Follow her @johnnasmarcus

She is the Director of Mobile & Digital Store Marketing at Sephora

Having sung the praises of these digital marketing engineers (See Wikipedia definition here), let us face it - Though they exist, they are very few in number.

Engineering means way more than HTML & CSS

There are tools available in the market that compensate for a marketers’ inadequacy in doing HTML, CSS coding, analytics and data segmentation.

Unbounce, KissMetrics, Shopify, WordPress, Google web designer, Moz etc.

But the limiting reality is they are basic and engineering is not a minimum viable proposition. These tools do not think and strategize. For instance, if the same @tweet-a-coffee campaign had to be run with just these tools at disposal, the job is only half done.

Marketing now takes an engineer, a marketer and an end user — preferably, all in one.

Marketing — as on date

I have 2 key observations that conclude this post.

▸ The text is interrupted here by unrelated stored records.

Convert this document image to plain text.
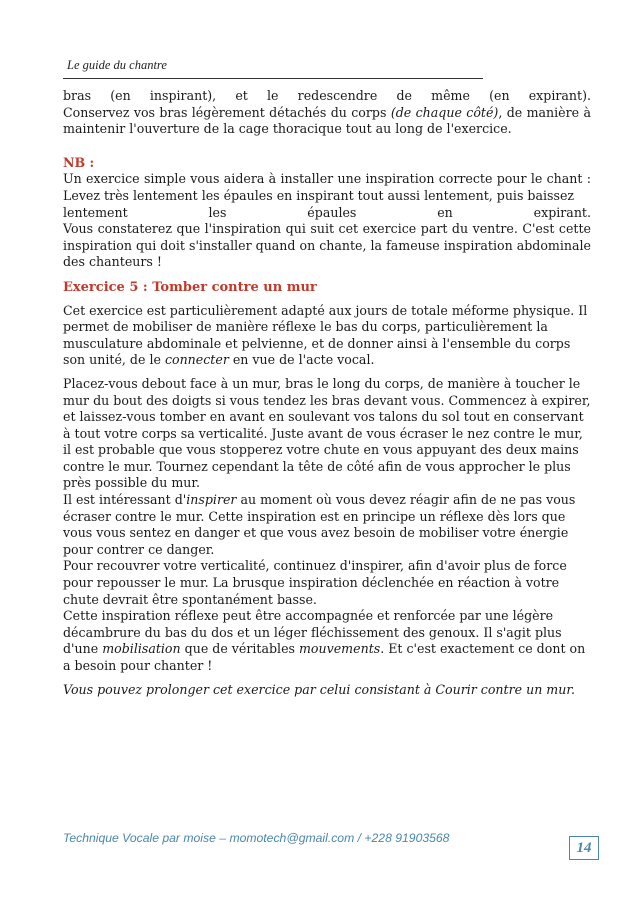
Le guide du chantre

bras (en inspirant), et le redescendre de même (en expirant).

Conservez vos bras légèrement détachés du corps (de chaque côté), de manière à maintenir l'ouverture de la cage thoracique tout au long de l'exercice.

NB :

Un exercice simple vous aidera à installer une inspiration correcte pour le chant : Levez très lentement les épaules en inspirant tout aussi lentement, puis baissez

lentement les épaules en expirant.

Vous constaterez que l'inspiration qui suit cet exercice part du ventre. C'est cette inspiration qui doit s'installer quand on chante, la fameuse inspiration abdominale des chanteurs !

Exercice 5 : Tomber contre un mur

Cet exercice est particulièrement adapté aux jours de totale méforme physique. Il permet de mobiliser de manière réflexe le bas du corps, particulièrement la musculature abdominale et pelvienne, et de donner ainsi à l'ensemble du corps son unité, de le connecter en vue de l'acte vocal.

Placez-vous debout face à un mur, bras le long du corps, de manière à toucher le mur du bout des doigts si vous tendez les bras devant vous. Commencez à expirer, et laissez-vous tomber en avant en soulevant vos talons du sol tout en conservant à tout votre corps sa verticalité. Juste avant de vous écraser le nez contre le mur, il est probable que vous stopperez votre chute en vous appuyant des deux mains contre le mur. Tournez cependant la tête de côté afin de vous approcher le plus près possible du mur.

Il est intéressant d'inspirer au moment où vous devez réagir afin de ne pas vous écraser contre le mur. Cette inspiration est en principe un réflexe dès lors que vous vous sentez en danger et que vous avez besoin de mobiliser votre énergie pour contrer ce danger.

Pour recouvrer votre verticalité, continuez d'inspirer, afin d'avoir plus de force pour repousser le mur. La brusque inspiration déclenchée en réaction à votre chute devrait être spontanément basse.

Cette inspiration réflexe peut être accompagnée et renforcée par une légère décambrure du bas du dos et un léger fléchissement des genoux. Il s'agit plus d'une mobilisation que de véritables mouvements. Et c'est exactement ce dont on a besoin pour chanter !

Vous pouvez prolonger cet exercice par celui consistant à Courir contre un mur.

Technique Vocale par moise – momotech@gmail.com / +228 91903568
14
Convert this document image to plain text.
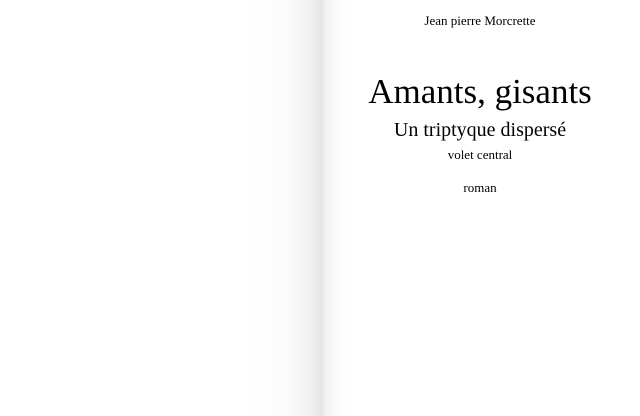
Jean pierre Morcrette
Amants, gisants
Un triptyque dispersé
volet central
roman
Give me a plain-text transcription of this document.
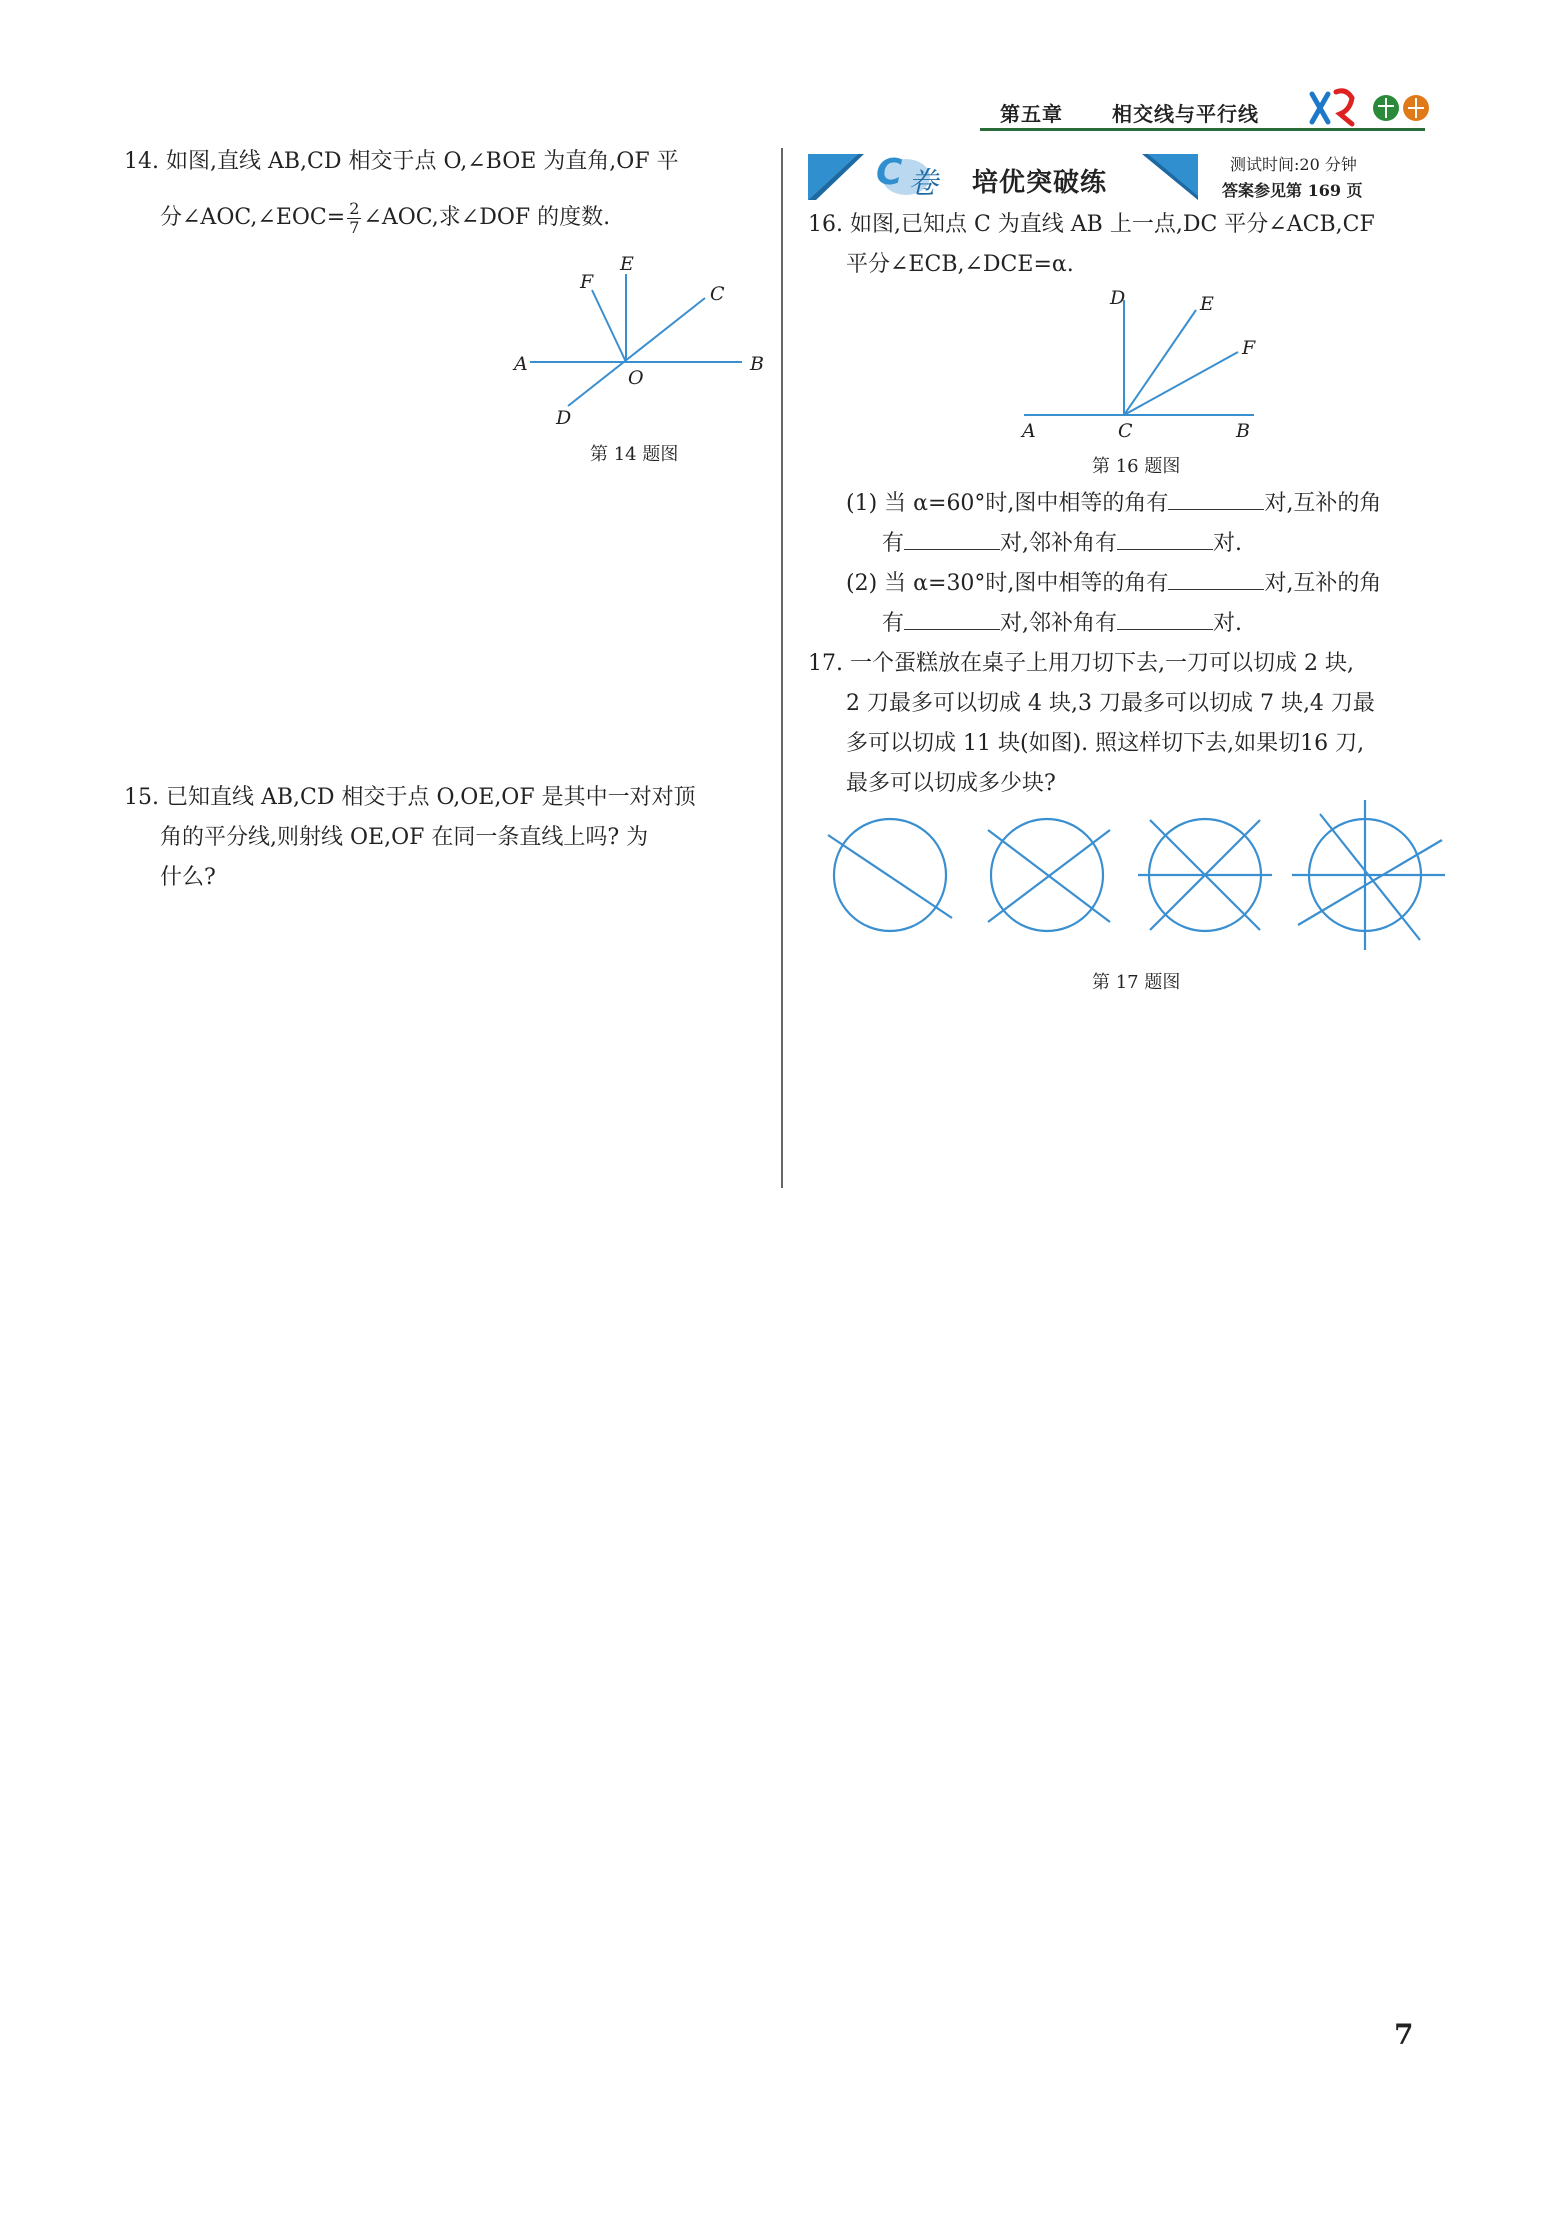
第五章 相交线与平行线
14. 如图,直线 AB,CD 相交于点 O,∠BOE 为直角,OF 平
分∠AOC,∠EOC= $\frac{2}{7}$ ∠AOC,求∠DOF 的度数.
A	B
C
D
E
F
O
第 14 题图
15. 已知直线 AB,CD 相交于点 O,OE,OF 是其中一对对顶
角的平分线,则射线 OE,OF 在同一条直线上吗? 为
什么?
C 卷 培优突破练
测试时间:20 分钟
答案参见第 169 页
16. 如图,已知点 C 为直线 AB 上一点,DC 平分∠ACB,CF
平分∠ECB,∠DCE=α.
A	B
C
D	E
F
第 16 题图
(1) 当 α=60°时,图中相等的角有	对,互补的角
有	对,邻补角有	对.
(2) 当 α=30°时,图中相等的角有	对,互补的角
有	对,邻补角有	对.
17. 一个蛋糕放在桌子上用刀切下去,一刀可以切成 2 块,
2 刀最多可以切成 4 块,3 刀最多可以切成 7 块,4 刀最
多可以切成 11 块(如图). 照这样切下去,如果切16 刀,
最多可以切成多少块?
第 17 题图
7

  • Disproportionate to the need, very few startups and enterprises have gotten serious about driving an engineering-led-marketing culture, right from the hiring point. Most of the traditional agencies, non-tech enterprises and others are yet to realize the need.
  • With too little supply in the market, there is a huge demand for digital marketing engineers.

P.S. I am an engineer by background, marketer by profession.